On the other hand, it has been suggested today that there might well be an even higher figure, and one of my hon. Friends has mentioned the sum of £10. Clearly, whether we choose £4, £5 or even £10 as a maximum, that certainly would not be a maximum in the sense that we think there would never be a case where a higher sum could not properly be awarded. Obviously, if the husband has a very high income, it may be proper to go well above even the figure of £10, and that, therefore, clearly cannot be the criterion.

The question really is at what point do we think it right that claims of this kind should be made in the High Court rather than in the summary courts? It is a more cumbersome and more expensive procedure to bring a claim in the High Court. On the other hand, under the Legal Aid Bill which we hope will shortly become an Act, the burden, from that point of view, will be very much reduced to all litigants of moderate means. I think that perhaps a more useful way to tackle it is to consider in what types of case and for what section of the community it might be necessary to make orders beyond a certain figure, and to consider in particular the average resources of the type of people who most commonly make these applications.

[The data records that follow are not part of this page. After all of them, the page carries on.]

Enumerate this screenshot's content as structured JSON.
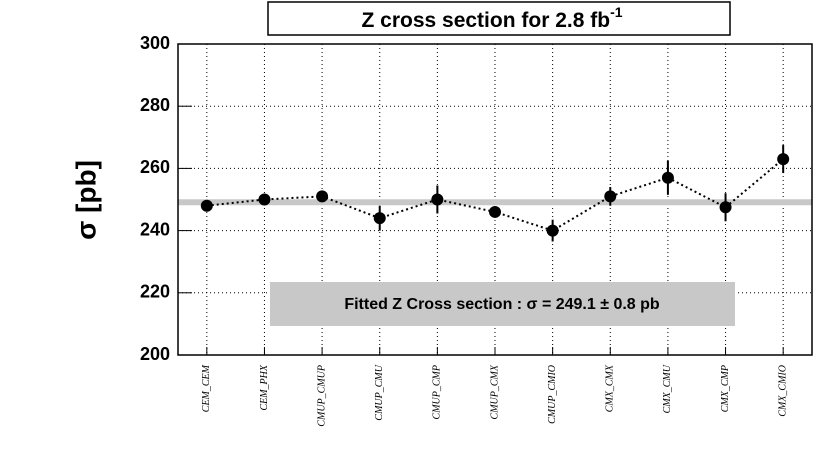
{
  "chart_data": {
    "type": "errorbar",
    "title": "Z cross section for 2.8 fb",
    "title_superscript": "-1",
    "y_label": "σ [pb]",
    "annotation": "Fitted Z Cross section : σ = 249.1 ± 0.8 pb",
    "fit_value": 249.1,
    "fit_color": "#c8c8c8",
    "categories": [
      "CEM_CEM",
      "CEM_PHX",
      "CMUP_CMUP",
      "CMUP_CMU",
      "CMUP_CMP",
      "CMUP_CMX",
      "CMUP_CMIO",
      "CMX_CMX",
      "CMX_CMU",
      "CMX_CMP",
      "CMX_CMIO"
    ],
    "values": [
      248,
      250,
      251,
      244,
      250,
      246,
      240,
      251,
      257,
      247.5,
      263
    ],
    "errors": [
      1,
      1,
      1.5,
      4,
      4.5,
      1.5,
      3.5,
      3,
      5.5,
      4.5,
      4.5
    ],
    "color": "#000000",
    "ylim": [
      200,
      300
    ],
    "yticks": [
      200,
      220,
      240,
      260,
      280,
      300
    ],
    "grid": true
  }
}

I have here some fairly recent figures relating to 1948 which we think are worth considering, though I do not, at the moment, propose to draw deductions from them. I find that in April last, the average earnings for male manual workers over 21 in all employments, skilled and unskilled, was £6 14s. per week, and that they varied from the highest paid, where the average was £7 4s., down to a group of trades in the lowest paid class, which was as low, in the average, as £5 17s. I should imagine that the vast majority of the applications with which we are dealing today would be applications from people in those categories, that is to say, people whose total incomes would not normally be higher than the highest of those averages, namely, £7 4s.

Therefore, in fixing the maximum, I think it is appropriate to consider what are the present average rates of wages, and what are the sums which could be awarded under any given maximum. The House will appreciate that, as the Bill is drawn, if there were a wife and two children, as much as £7 a week could be awarded. I think one might consider from what sort of total income it would be fair to make a deduction of that kind. I do not wish to draw any conclusions from these observations at this stage, but only to say that in approving this Bill in principle and welcoming it, the Government are not committing themselves to any precise figure which may be suggested.

There is one other matter to which reference has been made, but to which, I think, I should only refer in order to say that I do not think it would be appropriate to discuss it in detail on this Bill, and that is the question of collection. We all know that the question of collecting the money after it has been awarded is a very difficult one. Of course, any amendment of the law which might be required to improve that situation would inevitably put further burdens—possibly very considerable further burdens—on the public authorities. From the point of view of the Government spokesman it is certainly one of the great merits of this Bill that it does not propose to put any great burdens on the public authorities, or to make any claim upon public money. If one were to introduce the question of collection, one would be introducing an entirely different matter; it would be inappropriate and might make it more difficult to achieve the object which the promoters of the Bill desire.

Question put, and agreed to.

Bill read a Second time, and committed to a Standing Committee.